Read The Hound of the Baskervilles Retrained Page 14


  Chapter 14

  The Hound of the Baskervilles

  One of Shyrlock Holmes's defects--if, indeed, one may call it a defect--was that she was exceedingly loath to communicate her full plans to any other person until the instant of their fulfilment. Partly it came no doubt from her own masterful nature, which loved to dominate and surprise those who were around her. Partly also from her professional caution, which urged her never to take any chances. The result, however, was very trying for those who were acting as her agents and assistants. I had often suffered under it, but never more so than during that long drive in the darkness. The great ordeal was in front of us; at last we were about to make our final effort, and yet Holmes had said nothing, and I could only surmise what her course of action would be. My nerves thrilled with anticipation when at last the cold wind upon our faces and the dark, void spaces on either side of the narrow road told me that we were back upon the moor once again. Every stride of the horses and every turn of the wheels was taking us nearer to our supreme adventure.

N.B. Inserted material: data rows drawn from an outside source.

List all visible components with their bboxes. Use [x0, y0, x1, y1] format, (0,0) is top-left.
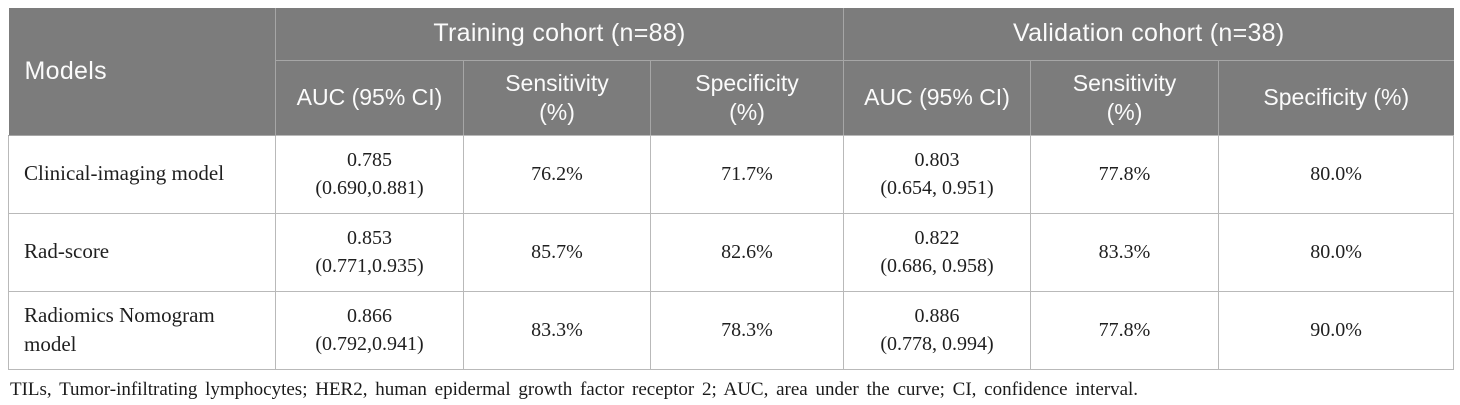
cell-training-sensitivity: 85.7% — [463, 212, 651, 292]
cell-model-name: Clinical-imaging model — [8, 134, 276, 214]
cell-validation-sensitivity: 77.8% — [1030, 290, 1220, 370]
cell-training-specificity: 78.3% — [649, 290, 845, 370]
table-row: Radiomics Nomogram model 0.866 (0.792,0.… — [8, 290, 1455, 370]
cell-training-sensitivity: 76.2% — [463, 134, 651, 214]
cell-validation-auc: 0.886 (0.778, 0.994) — [843, 290, 1032, 370]
cell-training-auc: 0.785 (0.690,0.881) — [275, 134, 464, 214]
header-training-sensitivity: Sensitivity (%) — [463, 59, 651, 136]
header-validation-specificity: Specificity (%) — [1218, 59, 1454, 136]
header-validation-auc: AUC (95% CI) — [843, 59, 1032, 136]
header-validation-cohort: Validation cohort (n=38) — [843, 8, 1454, 61]
table-body: Clinical-imaging model 0.785 (0.690,0.88… — [8, 134, 1455, 370]
cell-training-specificity: 82.6% — [649, 212, 845, 292]
cell-validation-sensitivity: 83.3% — [1030, 212, 1220, 292]
cell-validation-specificity: 80.0% — [1218, 134, 1455, 214]
model-performance-table: Models Training cohort (n=88) Validation… — [8, 8, 1455, 370]
header-sub-row: AUC (95% CI) Sensitivity (%) Specificity… — [9, 59, 1454, 136]
header-training-cohort: Training cohort (n=88) — [274, 8, 845, 61]
table-header: Models Training cohort (n=88) Validation… — [8, 8, 1454, 136]
cell-training-specificity: 71.7% — [649, 134, 845, 214]
table-row: Clinical-imaging model 0.785 (0.690,0.88… — [8, 134, 1455, 214]
cell-validation-auc: 0.822 (0.686, 0.958) — [843, 212, 1032, 292]
table-row: Rad-score 0.853 (0.771,0.935) 85.7% 82.6… — [8, 212, 1455, 292]
cell-validation-specificity: 80.0% — [1218, 212, 1455, 292]
cell-validation-sensitivity: 77.8% — [1030, 134, 1220, 214]
cell-validation-auc: 0.803 (0.654, 0.951) — [843, 134, 1032, 214]
header-group-row: Models Training cohort (n=88) Validation… — [8, 8, 1454, 136]
header-training-specificity: Specificity (%) — [649, 59, 845, 136]
cell-training-auc: 0.866 (0.792,0.941) — [275, 290, 464, 370]
header-validation-sensitivity: Sensitivity (%) — [1030, 59, 1220, 136]
header-models: Models — [8, 8, 276, 136]
cell-model-name: Radiomics Nomogram model — [8, 290, 276, 370]
cell-model-name: Rad-score — [8, 212, 276, 292]
cell-training-sensitivity: 83.3% — [463, 290, 651, 370]
cell-validation-specificity: 90.0% — [1218, 290, 1455, 370]
cell-training-auc: 0.853 (0.771,0.935) — [275, 212, 464, 292]
header-training-auc: AUC (95% CI) — [275, 59, 464, 136]
table-footnote: TILs, Tumor-infiltrating lymphocytes; HE… — [10, 378, 1139, 400]
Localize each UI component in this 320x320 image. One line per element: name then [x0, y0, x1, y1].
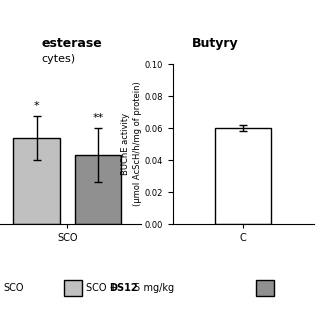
Text: 5 mg/kg: 5 mg/kg	[131, 283, 174, 293]
Text: SCO: SCO	[3, 283, 24, 293]
Bar	[75, 155, 121, 224]
Bar	[215, 128, 271, 224]
Text: esterase: esterase	[42, 36, 102, 50]
Y-axis label: BUChE activity
(μmol AcScH/h/mg of protein): BUChE activity (μmol AcScH/h/mg of prote…	[121, 82, 142, 206]
Bar	[13, 138, 60, 224]
Text: DS12: DS12	[109, 283, 137, 293]
Text: Butyry: Butyry	[192, 36, 239, 50]
Text: SCO +: SCO +	[86, 283, 121, 293]
Text: *: *	[34, 101, 39, 111]
Text: cytes): cytes)	[42, 54, 76, 64]
Text: **: **	[92, 113, 103, 123]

  Our conversation was hampered by the presence of the driver of the hired wagonette, so that we were forced to talk of trivial matters when our nerves were tense with emotion and anticipation. It was a relief to me, after that unnatural restraint, when we at last passed Frankland's house and knew that we were drawing near to the Hall and to the scene of action. We did not drive up to the door but got down near the gate of the avenue. The wagonette was paid off and ordered to return to Coombe Tracey forthwith, while we started to walk to Merripit House.

  'Are you armed, Lestrade?'

  The little detective smiled.

  'As long as I have my trousers I have a hip-pocket, and as long as I have my hip-pocket I have something in it.'

  'Good! My friend and I are also ready for emergencies.'

  'You're mighty close about this affair, Ms. Holmes. What's the game now?'

  'A waiting game.'

  'My word, it does not seem a very cheerful place,' said the detective with a shiver, glancing round her at the gloomy slopes of the hill and at the huge lake of fog which lay over the Grimpen Mire. 'I see the lights of a house ahead of us.'

  'That is Merripit House and the end of our journey. I must request you to walk on tiptoe and not to talk above a whisper.'

  We moved cautiously along the track as if we were bound for the house, but Holmes halted us when we were about two hundred yards from it.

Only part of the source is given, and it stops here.